Language is the substrate of reason. It doesn't need to be spoken or written, but it's a necessary and (as it turns out) sufficient component of thought.
From the abstract: "Is thought possible without language? Individuals with global aphasia, who have almost no ability to understand or produce language, provide a powerful opportunity to find out. Astonishingly, despite their near-total loss of language, these individuals are nonetheless able to add and subtract, solve logic problems, think about another person’s thoughts, appreciate music, and successfully navigate their environments. Further, neuroimaging studies show that healthy adults strongly engage the brain’s language areas when they understand a sentence, but not when they perform other nonlinguistic tasks like arithmetic, storing information in working memory, inhibiting prepotent responses, or listening to music.
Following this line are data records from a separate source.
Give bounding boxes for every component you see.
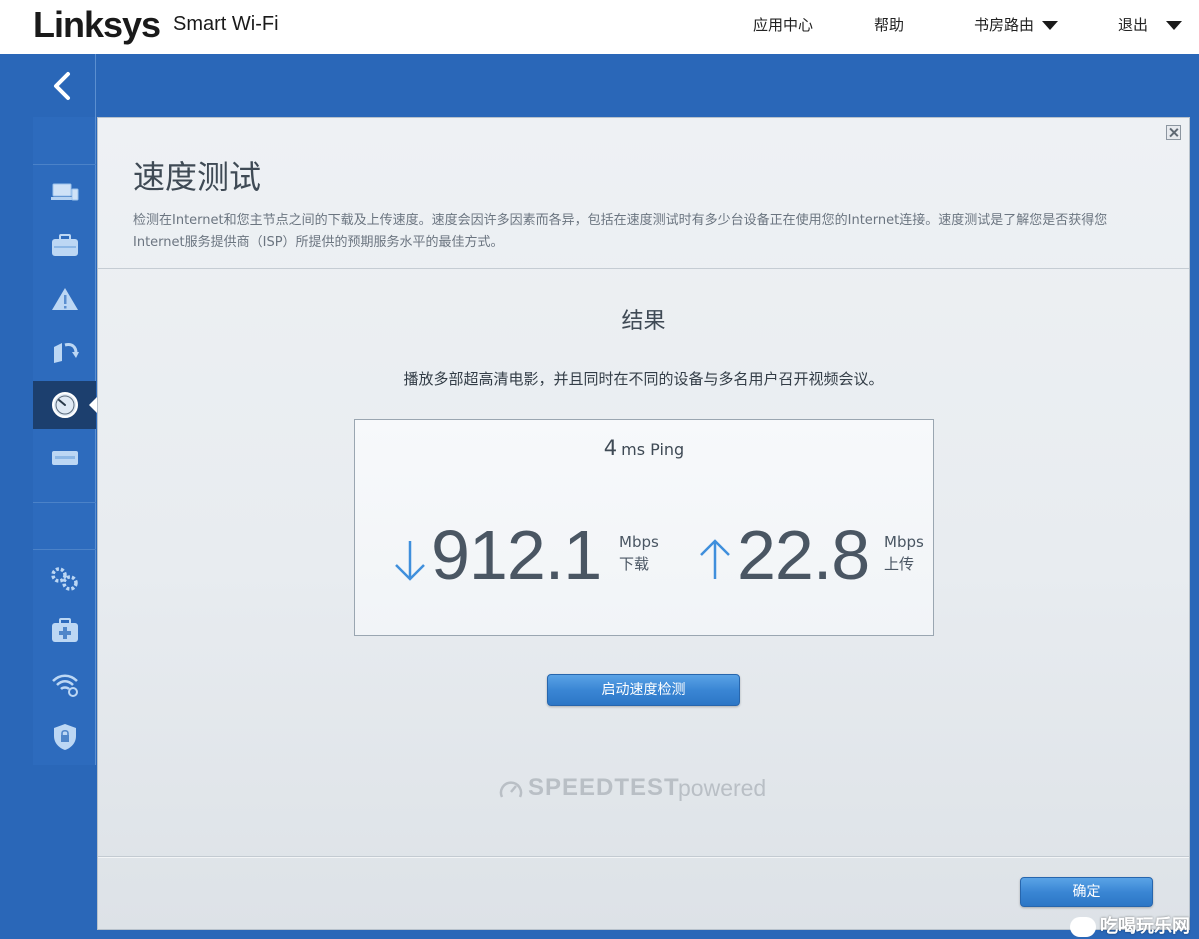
watermark: 吃喝玩乐网 bbox=[1070, 912, 1199, 939]
ok-button[interactable]: 确定 bbox=[1020, 877, 1153, 907]
chevron-down-icon bbox=[1042, 21, 1059, 30]
wireless-settings-icon bbox=[51, 674, 78, 697]
watermark-text: 吃喝玩乐网 bbox=[1100, 916, 1190, 937]
close-icon[interactable] bbox=[1166, 125, 1181, 140]
download-unit: Mbps bbox=[619, 533, 659, 551]
results-description: 播放多部超高清电影，并且同时在不同的设备与多名用户召开视频会议。 bbox=[403, 370, 884, 388]
sidebar-item-media-priority[interactable] bbox=[33, 328, 96, 376]
upload-label: 上传 bbox=[884, 555, 915, 573]
speed-test-dialog: 速度测试 检测在Internet和您主节点之间的下载及上传速度。速度会因许多因素… bbox=[97, 117, 1190, 930]
speedtest-powered-label: powered bbox=[678, 775, 767, 801]
speedometer-icon bbox=[51, 392, 78, 418]
ping-value: 4 bbox=[603, 436, 618, 460]
sidebar-item-devices[interactable] bbox=[33, 169, 96, 217]
security-shield-icon bbox=[53, 724, 76, 750]
alert-icon bbox=[51, 288, 78, 310]
router-select-dropdown[interactable]: 书房路由 bbox=[974, 14, 1059, 35]
results-title: 结果 bbox=[621, 309, 666, 334]
sidebar-item-security[interactable] bbox=[33, 713, 96, 761]
speedtest-gauge-icon bbox=[499, 781, 523, 798]
speedtest-wordmark: SPEEDTEST bbox=[528, 774, 680, 801]
top-header: Linksys Smart Wi-Fi 应用中心 帮助 书房路由 退出 bbox=[0, 0, 1199, 54]
upload-arrow-icon bbox=[700, 539, 730, 579]
sidebar-divider bbox=[33, 164, 96, 165]
router-name-label: 书房路由 bbox=[974, 16, 1035, 34]
ping-readout: 4 ms Ping bbox=[355, 436, 933, 460]
footer-divider bbox=[98, 856, 1189, 858]
sidebar-item-alerts[interactable] bbox=[33, 275, 96, 323]
upload-unit: Mbps bbox=[884, 533, 924, 551]
sidebar-divider bbox=[33, 502, 96, 503]
start-speed-test-button[interactable]: 启动速度检测 bbox=[547, 674, 740, 706]
nav-app-center-label: 应用中心 bbox=[753, 16, 814, 34]
sidebar-divider bbox=[33, 549, 96, 550]
sidebar-item-usb-storage[interactable] bbox=[33, 434, 96, 482]
toolbox-icon bbox=[51, 234, 78, 256]
troubleshooting-icon bbox=[51, 618, 78, 642]
back-chevron-icon[interactable] bbox=[48, 71, 76, 101]
sidebar-item-speed-test[interactable] bbox=[33, 381, 97, 429]
download-label: 下载 bbox=[619, 555, 650, 573]
download-arrow-icon bbox=[395, 541, 425, 581]
dialog-description: 检测在Internet和您主节点之间的下载及上传速度。速度会因许多因素而各异，包… bbox=[133, 213, 1108, 250]
sidebar-item-settings[interactable] bbox=[33, 554, 96, 602]
upload-speed-value: 22.8 bbox=[737, 516, 870, 594]
ping-label: ms Ping bbox=[621, 440, 685, 459]
chevron-down-icon bbox=[1166, 21, 1183, 30]
settings-gears-icon bbox=[50, 567, 78, 591]
chat-bubble-icon bbox=[1070, 917, 1096, 937]
media-prioritization-icon bbox=[53, 343, 79, 363]
download-speed-value: 912.1 bbox=[431, 516, 602, 594]
speedtest-powered-logo: SPEEDTEST powered bbox=[498, 774, 798, 804]
logout-label: 退出 bbox=[1118, 16, 1149, 34]
product-name: Smart Wi-Fi bbox=[173, 13, 279, 35]
nav-help-label: 帮助 bbox=[874, 16, 905, 34]
nav-app-center[interactable]: 应用中心 bbox=[753, 14, 813, 35]
sidebar-menu bbox=[33, 117, 97, 765]
usb-storage-icon bbox=[51, 451, 78, 465]
devices-icon bbox=[50, 183, 78, 201]
header-divider bbox=[98, 268, 1189, 269]
logout-menu[interactable]: 退出 bbox=[1118, 14, 1183, 35]
sidebar-item-wireless[interactable] bbox=[33, 660, 96, 708]
sidebar-item-tools[interactable] bbox=[33, 222, 96, 270]
linksys-logo: Linksys bbox=[33, 4, 161, 45]
sidebar-item-troubleshooting[interactable] bbox=[33, 607, 96, 655]
speed-result-panel: 4 ms Ping 912.1 Mbps 下载 22.8 Mbps 上传 bbox=[354, 419, 934, 636]
nav-help[interactable]: 帮助 bbox=[874, 14, 904, 35]
dialog-title: 速度测试 bbox=[133, 158, 262, 196]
Taken together, these two complementary lines of evidence provide a clear answer to the classic question: many aspects of thought engage distinct brain regions from, and do not depend on, language."
https://pmc.ncbi.nlm.nih.gov/articles/PMC2799957/
The resources that the brain is using to think -- whatever resources those are -- are language-based. Otherwise there would be no way to communicate with the test subjects. "Language" doesn't just imply written and spoken text, as these researchers seem to assume.
How can you think without tokens of some sort? That's half of the question that has to be answered by the linguists. The other half is that if language isn't necessary for reasoning, what is?
We now know that a conceptually-simple machine absolutely can reason with nothing but language as inputs for pretraining and subsequent reinforcement. We didn't know that before. The linguists (and the fMRI soothsayers) predicted none of this.
In other words, when I (seem to) dismiss an entire field of study, it's because it doesn't work, not because it does work and I just don't like the results.